Arrebujada dentro de mi gruesa capa, desafío el rigor de la mañana invernal de cielos grises. Grises como el asfalto que pisan mis pies, como los pensamientos que acompañan mi soledad. Ouì. C’est París… La ciudad de la luz, del amor, de la bohemia... No dispondré de mucho tiempo para redescubrir sus grandes plazas, avenidas y bulevares, para visitar sus monumentos, para perderme en sus jardines y parques… He de regresar. No he tenido la valentía suficiente para enfrentarme sola con mi destino; para intentar olvidar mi fracaso… He sublimado mi resistencia, pero de qué me vale si me encuentro sola. Soy como el toro herido de muerte que necesita arrimarse al burladero, buscando el áspero y tibio calor de la madera.
Me queda sólo esta mañana antes del retorno, y me dejo llevar por mis pasos distraídos. Rodeo el Novotel Paris Gare MontParnasse, cuya fastuosidad me irrita, y sigo avanzando desganada hasta que, sin saber por qué, me detengo frente a las verjas del Instituto Pasteur, de nobles y elegantes proporciones. Tras sus ventanales imagino a jóvenes investigadores afanándose en su trabajo, rodeados de medios, de calor, de futuros prometedores para ellos y para tantos enfermos. Y, aunque hoy todo parece resbalarme sobre la piel helada, me vienen a la mente los avances de la ciencia, la tecnología… ¿Y qué?, me pregunto. Estamos más solos, más incomunicados, más tristes… La búsqueda permanente del hedonismo y el éxito, cimentado en la popularidad y en el dinero, no conducen más que a la insatisfacción y a la más feroz hipocresía. ¿De qué valen los adelantos? ¿De qué os valen a vosotros, investigadores, si os acabaréis encontrando solos?, pregunto sin voz, viva imagen del pesimismo, mirando hacia las ventanas del Instituto Pasteur, con sus elegantes proporciones.
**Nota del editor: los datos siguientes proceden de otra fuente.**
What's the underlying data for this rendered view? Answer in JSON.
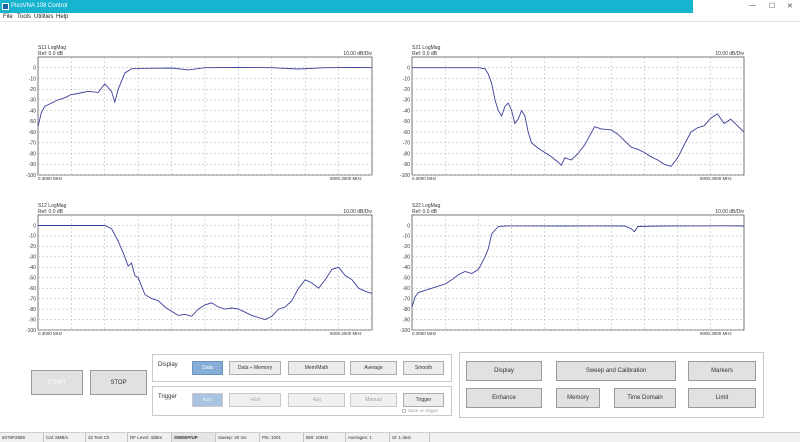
{
  "window": {
    "title": "PicoVNA 108 Control",
    "minimize": "—",
    "maximize": "☐",
    "close": "✕"
  },
  "menu": [
    "File",
    "Tools",
    "Utilities",
    "Help"
  ],
  "charts": [
    {
      "id": "s11",
      "title": "S11 LogMag",
      "ref": "Ref: 0.0 dB",
      "scale": "10.00 dB/Div",
      "start": "0.3000 MHz",
      "stop": "6000.3000 MHz",
      "yticks": [
        "0",
        "-10",
        "-20",
        "-30",
        "-40",
        "-50",
        "-60",
        "-70",
        "-80",
        "-90",
        "-100"
      ],
      "ylim": [
        -100,
        10
      ],
      "series": [
        [
          0,
          -55
        ],
        [
          1,
          -42
        ],
        [
          2,
          -36
        ],
        [
          4,
          -33
        ],
        [
          6,
          -30
        ],
        [
          8,
          -28
        ],
        [
          10,
          -25
        ],
        [
          12,
          -24
        ],
        [
          15,
          -22
        ],
        [
          18,
          -23
        ],
        [
          20,
          -15
        ],
        [
          22,
          -22
        ],
        [
          23,
          -32
        ],
        [
          24,
          -20
        ],
        [
          26,
          -5
        ],
        [
          28,
          -1
        ],
        [
          32,
          -0.5
        ],
        [
          40,
          -0.3
        ],
        [
          45,
          -2
        ],
        [
          50,
          0
        ],
        [
          60,
          0.2
        ],
        [
          70,
          0
        ],
        [
          78,
          -1.2
        ],
        [
          86,
          0
        ],
        [
          95,
          0.2
        ],
        [
          100,
          0
        ]
      ]
    },
    {
      "id": "s21",
      "title": "S21 LogMag",
      "ref": "Ref: 0.0 dB",
      "scale": "10.00 dB/Div",
      "start": "0.3000 MHz",
      "stop": "6000.3000 MHz",
      "yticks": [
        "0",
        "-10",
        "-20",
        "-30",
        "-40",
        "-50",
        "-60",
        "-70",
        "-80",
        "-90",
        "-100"
      ],
      "ylim": [
        -100,
        10
      ],
      "series": [
        [
          0,
          0
        ],
        [
          10,
          0
        ],
        [
          20,
          0
        ],
        [
          22,
          -1
        ],
        [
          23,
          -6
        ],
        [
          24,
          -15
        ],
        [
          25,
          -30
        ],
        [
          26,
          -40
        ],
        [
          27,
          -45
        ],
        [
          28,
          -36
        ],
        [
          29,
          -33
        ],
        [
          30,
          -40
        ],
        [
          31,
          -52
        ],
        [
          32,
          -48
        ],
        [
          33,
          -40
        ],
        [
          34,
          -45
        ],
        [
          35,
          -60
        ],
        [
          36,
          -70
        ],
        [
          38,
          -75
        ],
        [
          40,
          -79
        ],
        [
          42,
          -83
        ],
        [
          44,
          -88
        ],
        [
          45,
          -91
        ],
        [
          46,
          -84
        ],
        [
          48,
          -86
        ],
        [
          50,
          -80
        ],
        [
          52,
          -72
        ],
        [
          55,
          -55
        ],
        [
          57,
          -57
        ],
        [
          60,
          -58
        ],
        [
          62,
          -62
        ],
        [
          64,
          -68
        ],
        [
          66,
          -74
        ],
        [
          68,
          -76
        ],
        [
          70,
          -79
        ],
        [
          72,
          -83
        ],
        [
          74,
          -86
        ],
        [
          76,
          -90
        ],
        [
          78,
          -92
        ],
        [
          80,
          -84
        ],
        [
          82,
          -72
        ],
        [
          84,
          -60
        ],
        [
          86,
          -56
        ],
        [
          88,
          -54
        ],
        [
          90,
          -47
        ],
        [
          92,
          -43
        ],
        [
          94,
          -52
        ],
        [
          96,
          -48
        ],
        [
          98,
          -54
        ],
        [
          100,
          -60
        ]
      ]
    },
    {
      "id": "s12",
      "title": "S12 LogMag",
      "ref": "Ref: 0.0 dB",
      "scale": "10.00 dB/Div",
      "start": "0.3000 MHz",
      "stop": "6000.3000 MHz",
      "yticks": [
        "0",
        "-10",
        "-20",
        "-30",
        "-40",
        "-50",
        "-60",
        "-70",
        "-80",
        "-90",
        "-100"
      ],
      "ylim": [
        -100,
        10
      ],
      "series": [
        [
          0,
          0
        ],
        [
          10,
          0
        ],
        [
          20,
          0
        ],
        [
          22,
          -3
        ],
        [
          24,
          -15
        ],
        [
          26,
          -30
        ],
        [
          27,
          -39
        ],
        [
          28,
          -36
        ],
        [
          29,
          -48
        ],
        [
          30,
          -50
        ],
        [
          31,
          -58
        ],
        [
          32,
          -66
        ],
        [
          33,
          -68
        ],
        [
          34,
          -70
        ],
        [
          36,
          -72
        ],
        [
          38,
          -78
        ],
        [
          40,
          -82
        ],
        [
          42,
          -86
        ],
        [
          44,
          -85
        ],
        [
          46,
          -87
        ],
        [
          48,
          -80
        ],
        [
          50,
          -76
        ],
        [
          52,
          -74
        ],
        [
          54,
          -78
        ],
        [
          56,
          -80
        ],
        [
          58,
          -79
        ],
        [
          60,
          -80
        ],
        [
          62,
          -83
        ],
        [
          64,
          -86
        ],
        [
          66,
          -88
        ],
        [
          68,
          -90
        ],
        [
          70,
          -87
        ],
        [
          72,
          -80
        ],
        [
          74,
          -78
        ],
        [
          76,
          -72
        ],
        [
          78,
          -60
        ],
        [
          80,
          -52
        ],
        [
          82,
          -55
        ],
        [
          84,
          -60
        ],
        [
          86,
          -52
        ],
        [
          88,
          -42
        ],
        [
          90,
          -40
        ],
        [
          92,
          -48
        ],
        [
          94,
          -52
        ],
        [
          96,
          -60
        ],
        [
          98,
          -63
        ],
        [
          100,
          -65
        ]
      ]
    },
    {
      "id": "s22",
      "title": "S22 LogMag",
      "ref": "Ref: 0.0 dB",
      "scale": "10.00 dB/Div",
      "start": "0.3000 MHz",
      "stop": "6000.3000 MHz",
      "yticks": [
        "0",
        "-10",
        "-20",
        "-30",
        "-40",
        "-50",
        "-60",
        "-70",
        "-80",
        "-90",
        "-100"
      ],
      "ylim": [
        -100,
        10
      ],
      "series": [
        [
          0,
          -78
        ],
        [
          1,
          -68
        ],
        [
          2,
          -64
        ],
        [
          4,
          -62
        ],
        [
          6,
          -60
        ],
        [
          8,
          -58
        ],
        [
          10,
          -56
        ],
        [
          12,
          -52
        ],
        [
          14,
          -47
        ],
        [
          16,
          -44
        ],
        [
          18,
          -46
        ],
        [
          20,
          -42
        ],
        [
          22,
          -30
        ],
        [
          23,
          -22
        ],
        [
          24,
          -8
        ],
        [
          26,
          -1
        ],
        [
          28,
          -0.5
        ],
        [
          35,
          -0.4
        ],
        [
          45,
          -0.5
        ],
        [
          55,
          -0.4
        ],
        [
          64,
          -0.5
        ],
        [
          66,
          -3
        ],
        [
          67,
          -6
        ],
        [
          68,
          -1
        ],
        [
          75,
          -0.5
        ],
        [
          85,
          -0.4
        ],
        [
          95,
          -0.3
        ],
        [
          100,
          -0.5
        ]
      ]
    }
  ],
  "controls": {
    "start": "START",
    "stop": "STOP",
    "display_label": "Display",
    "display_buttons": [
      "Data",
      "Data ÷ Memory",
      "Mem/Math",
      "Average",
      "Smooth"
    ],
    "trigger_label": "Trigger",
    "trigger_buttons": [
      "Auto",
      "+Ext",
      "-Ext",
      "Manual"
    ],
    "trigger_button": "Trigger",
    "save_on_trigger": "Save on trigger",
    "right_buttons": [
      "Display",
      "Sweep and Calibration",
      "Markers",
      "Enhance",
      "Memory",
      "Time Domain",
      "Limit"
    ]
  },
  "status": [
    "6078P2885",
    "Cal: 8MB/s",
    "32 Test Ch",
    "RF Level: 3dBm",
    "SWEEP/UP",
    "Sweep: 40 ms",
    "Pts: 1001",
    "BW: 10kHz",
    "Averages: 1",
    "Sl: 1 dest"
  ],
  "colors": {
    "trace": "#3b3f9a",
    "accent": "#17b4cf",
    "active": "#86aed8"
  }
}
De repente lo veo. Sus ojos succionan los míos. Me observan con severidad, con una rabia que aún controla. Su gesto enérgico refuerza su mirada, dura y fría como el acero. No es un hombre: es una protesta, una reivindicación, una exigencia, pero sus brazos caídos a lo largo del cuerpo parecen representar la forzada resignación ante la pasividad, ante la indiferencia, ante una realidad hostil… Me mira desde el cartel colgado, como culpándome de algo. Yo le miro desde la acera, pero no me atrevo a culparle de mi cobardía. Porque él es fuerte y no se da por vencido, porque no se resigna, porque pide, exige, lucha… Su cuerpo tenso y erguido, su cabeza firme representan el reto ante lo injusto, ante lo irreversible.
De contemplarle sin pestañear, y por el frío que se clava como agujas incandescentes en mis pupilas, siento que mi mirada se vela por la humedad. No soy capaz de leer unas palabras en francés, que guardarán relación con lo que trasmiten esos ojos inquietantes. Parpadeo, me acerco más… “No consigo leerlo”, me digo en voz alta, sin sospechar que alguien me ha oído.
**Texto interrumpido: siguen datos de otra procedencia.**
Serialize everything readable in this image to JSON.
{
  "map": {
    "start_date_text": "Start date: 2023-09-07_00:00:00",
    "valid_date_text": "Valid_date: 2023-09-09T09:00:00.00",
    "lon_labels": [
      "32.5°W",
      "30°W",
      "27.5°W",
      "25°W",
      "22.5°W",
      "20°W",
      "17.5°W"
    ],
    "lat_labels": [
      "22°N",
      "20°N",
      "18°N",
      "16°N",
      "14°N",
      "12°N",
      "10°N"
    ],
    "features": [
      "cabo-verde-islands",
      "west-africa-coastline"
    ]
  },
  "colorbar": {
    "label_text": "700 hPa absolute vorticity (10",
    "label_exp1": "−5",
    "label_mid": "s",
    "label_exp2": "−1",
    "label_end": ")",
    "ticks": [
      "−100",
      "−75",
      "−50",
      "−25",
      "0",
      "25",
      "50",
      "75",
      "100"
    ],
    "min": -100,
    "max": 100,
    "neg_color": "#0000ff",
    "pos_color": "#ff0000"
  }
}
-Se queja de que los investigadores no tienen medios suficientes. Pide que les vacunen contra esa carencia. He ahí su lucha –me explica una joven y amable compatriota.
-Sí –me digo pensativa, en lo que me alejo con pasos inseguros-. Mientras haya vida, hay esperanza… Luchar, sí. Como ese hombre. Como ese hombre solo frente al mundo…
Ouì. C’est Paris, en una fría mañana de invierno que, sin embargo, ha templado mi alma solitaria.